NanoPort Concept Space contains 1,711,740
terms with over 130 millions relationships.
Currently, it is built based on documents
in three databases: Medline, INSPEC,
and BIOSIS.
The Concept Space will cover more
area of nanotechnology related fields
in the future. We recognize that the
current version of our Concept Space
mainly cover biology/medicine fields
but very few engineering domains.
However, two more databases, NanoPort
database and Compendex, are underdevelopment.

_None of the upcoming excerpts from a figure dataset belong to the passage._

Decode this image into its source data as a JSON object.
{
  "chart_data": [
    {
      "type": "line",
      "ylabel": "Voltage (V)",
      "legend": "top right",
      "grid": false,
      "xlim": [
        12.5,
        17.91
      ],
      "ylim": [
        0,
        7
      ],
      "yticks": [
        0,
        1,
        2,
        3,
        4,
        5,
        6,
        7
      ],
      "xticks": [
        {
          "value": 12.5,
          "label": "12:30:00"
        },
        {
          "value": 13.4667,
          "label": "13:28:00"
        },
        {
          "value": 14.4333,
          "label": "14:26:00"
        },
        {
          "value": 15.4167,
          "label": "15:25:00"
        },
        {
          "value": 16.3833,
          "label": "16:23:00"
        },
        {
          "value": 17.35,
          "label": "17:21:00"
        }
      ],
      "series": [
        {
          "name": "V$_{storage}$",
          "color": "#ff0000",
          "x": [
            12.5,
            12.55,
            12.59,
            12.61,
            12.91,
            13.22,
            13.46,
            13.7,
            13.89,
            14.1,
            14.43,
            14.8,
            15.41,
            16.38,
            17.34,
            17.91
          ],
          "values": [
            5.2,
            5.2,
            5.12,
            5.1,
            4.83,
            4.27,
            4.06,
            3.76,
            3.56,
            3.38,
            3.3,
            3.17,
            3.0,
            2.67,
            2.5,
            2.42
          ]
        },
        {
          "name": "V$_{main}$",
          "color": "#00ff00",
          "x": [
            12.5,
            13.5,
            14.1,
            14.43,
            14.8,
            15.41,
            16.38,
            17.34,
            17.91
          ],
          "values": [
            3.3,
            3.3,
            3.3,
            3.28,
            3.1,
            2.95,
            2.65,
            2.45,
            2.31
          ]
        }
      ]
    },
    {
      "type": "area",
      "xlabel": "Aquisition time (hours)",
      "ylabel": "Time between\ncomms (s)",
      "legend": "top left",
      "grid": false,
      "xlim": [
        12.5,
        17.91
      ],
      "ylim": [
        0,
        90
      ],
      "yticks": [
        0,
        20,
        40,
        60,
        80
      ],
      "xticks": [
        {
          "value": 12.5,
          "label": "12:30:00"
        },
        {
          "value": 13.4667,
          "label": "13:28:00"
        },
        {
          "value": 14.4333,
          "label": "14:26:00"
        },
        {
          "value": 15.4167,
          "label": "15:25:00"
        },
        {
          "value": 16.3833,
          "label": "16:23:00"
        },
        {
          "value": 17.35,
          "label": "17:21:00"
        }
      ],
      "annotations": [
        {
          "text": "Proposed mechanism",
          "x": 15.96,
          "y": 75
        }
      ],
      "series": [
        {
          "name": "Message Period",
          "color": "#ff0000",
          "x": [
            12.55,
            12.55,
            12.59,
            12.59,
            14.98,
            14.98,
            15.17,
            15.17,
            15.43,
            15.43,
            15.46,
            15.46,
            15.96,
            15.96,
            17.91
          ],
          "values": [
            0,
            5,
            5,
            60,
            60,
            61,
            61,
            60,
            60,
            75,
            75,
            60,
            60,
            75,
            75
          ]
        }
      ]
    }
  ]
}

The next version of concept space
will be more representative and have
broader coverage in Nanotechnology
related domain.
NanoSearch:
NanoSearch is a search engine created
specifically for the domain of nanoscale
science and engineering. It was developed
by the Artificial Intelligence Lab
at the University of Arizona.
NanoSearch contains 700,000 quality
pages. It has the largest collection
of nano science related documents
in the United States. Those pages
contain over 20,000 PDF files, 3,000
MS Word and Excel files.
There are over 170,000 sites in the
NanoSearch collection. The majority
of site types include 68,000 commercial
sites, 19,000 educational sites, 16,000
organizational sites, 7,000 network
sites, 3,000 governmental sites and
600 military sites. In addition to
the web pages from the United States,
the collection contains pages from
almost 200 other countries, including
the United Kingdom, Germany, Japan,
Canada and so on.
The AI Lab’s Search Engine Toolkit
and Meta Search module are used to
collect pages. An advanced page collecting
methodology is used to ensure the
quality and coverage of the collection.
Furthermore, a content analysis algorithm
and link analysis algorithm are used
to rank the search results as well
as filter out unrelated pages. Microsoft
SQL Server is used as a backend database
server.
Meta Search:
The idea of meta searching is to send
queries to multiple search engines,
and literature databases, online journals,
and to collate only the highest-ranking
subset from each data source, thus
increasing precision. Meta search
provides a simple uniform user interface
that promises significant advances
in coping with information overload
and low-precision issues.
Document
Categorization and Visualization:
An ideal Information Retrieval (IR)
system should categorize retrieved
documents automatically and give the
user rapid access to various aspects
of the subject of interest. NanoPort
renders immediate assistance in locating
useful information and determining
the relevancy of retrieved documents.
The documents retrieved from the Meta
Search are classified into different
categories based on the occurance
of keywords extracted from the documents.
A visualization tool helps to facilitate
the elucidation of meaning and understanding.